Kuroko menjilati sisa manis yang tertinggal. Orb besarnya sayu mengekor pada si pelayan yang sibuk menyeleksi isi lemari pakaian. Memboyong selembar kemeja biru, kaus putih dan celana hitam panjang, Ogiwara mendecak pada sang majikan.

"Kenapa Tetsuya-ouji masih di situ? Lekaslah bersiap-siap. Kalau tidak anda akan terlambat." Telapak tangannya dikibaskan, isyarat berupa usiran halus yang tertuju pada pangeran.

"Terlambat?" Bed hair biru melambai letoy bersama kepala yang miring. "Terlambat untuk apa?" Residu kantuk disembur ke udara dalam bentuk kuap raksasa.

"Anda benar-benar tidak ingat?"

Pemuda yang lebih mungil hanya melempar tatapan datar.

Ogiwara menepuk jidat, "Ini hari pertama anda kuliah, ingat?" Ia bertukas dengan raut skeptis.

Sepasang manik azure kini membola, dipadu dengan lingkar kecil yang terukir pada ranum tipis.

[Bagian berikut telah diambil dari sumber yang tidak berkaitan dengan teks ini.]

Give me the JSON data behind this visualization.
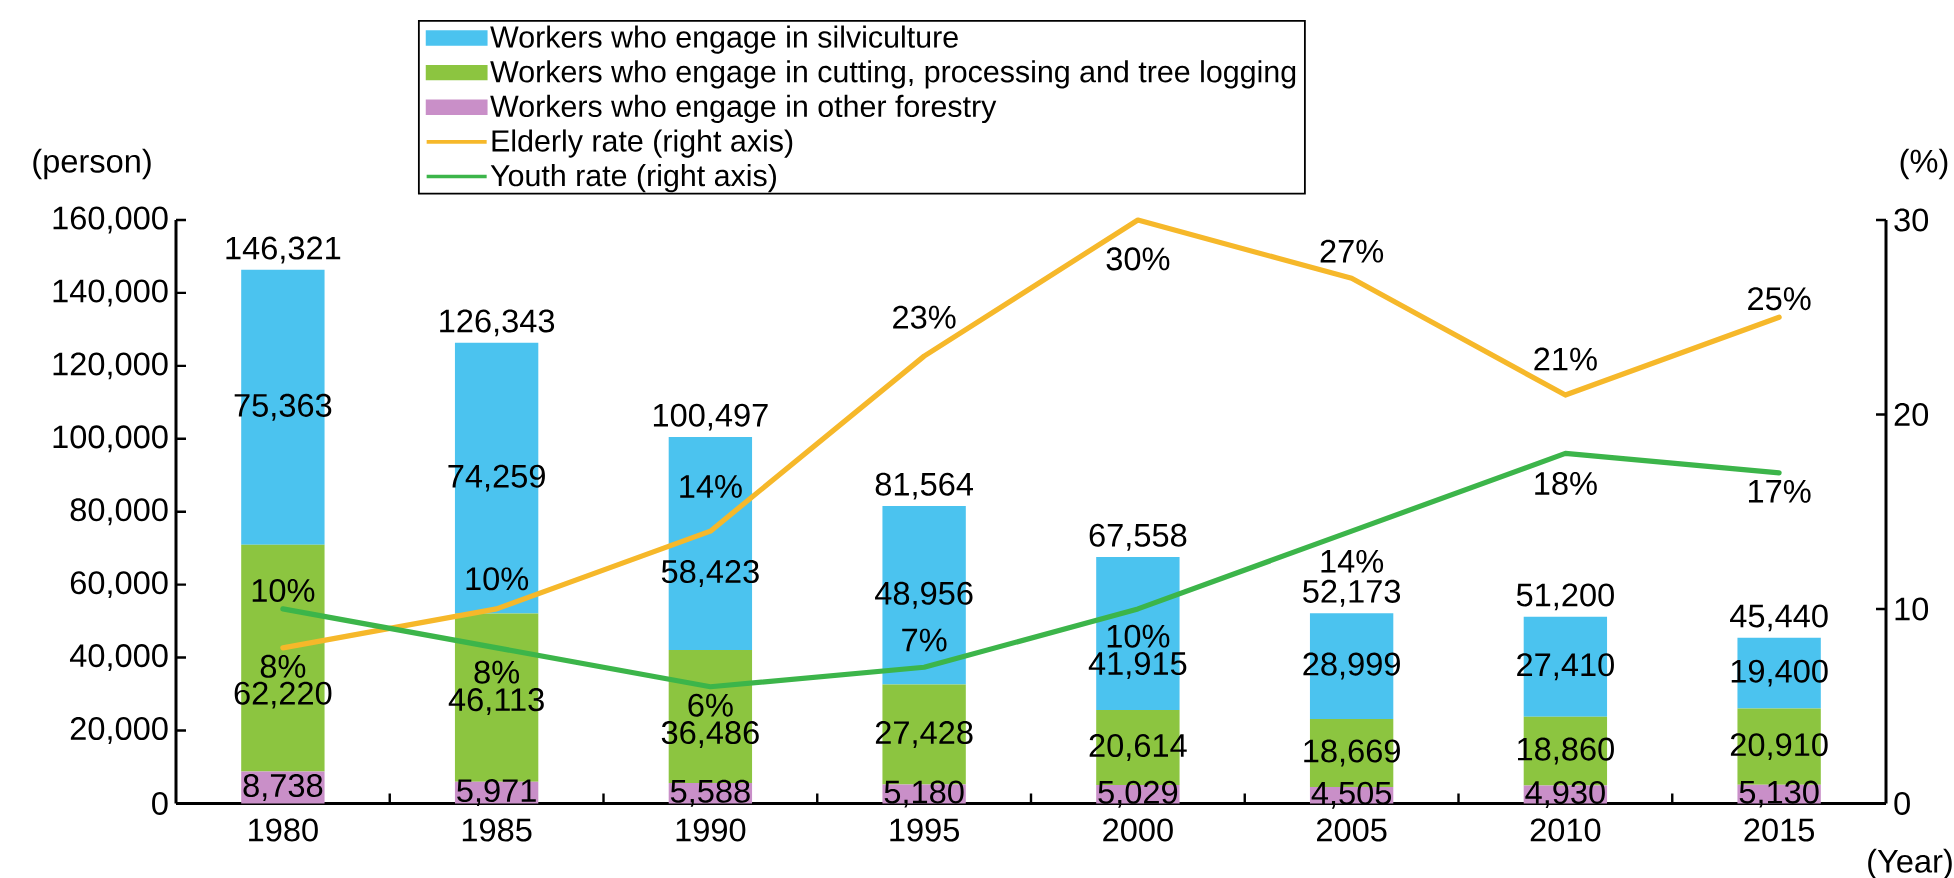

"Tetsuya-ouji adalah seorang mahasiswa mulai hari ini..."

.

.

.


Kuroko no Basuke © Tadatoshi Fujimaki

Rise of Kingdom Harem

shiuferz

[All/Kuroko] [Akashi/Kuroko]

-Tidak ada keuntungan yang diambil dari fanfiksi ini-


.

.

.

Pangeran keempat dari Kerajaan Seirin berlari kecil melewati barisan pelayan yang membungkuk. Langkahnya menggema seantero sayap kanan istana. Di belakang, Ogiwara terseok mengejar bed-hair-nya dengan bersenjatakan sebuah sisir.

"Tetsuya-ouji, bisa pelan sedikit? Rambut anda belum selesai saya rapihkan."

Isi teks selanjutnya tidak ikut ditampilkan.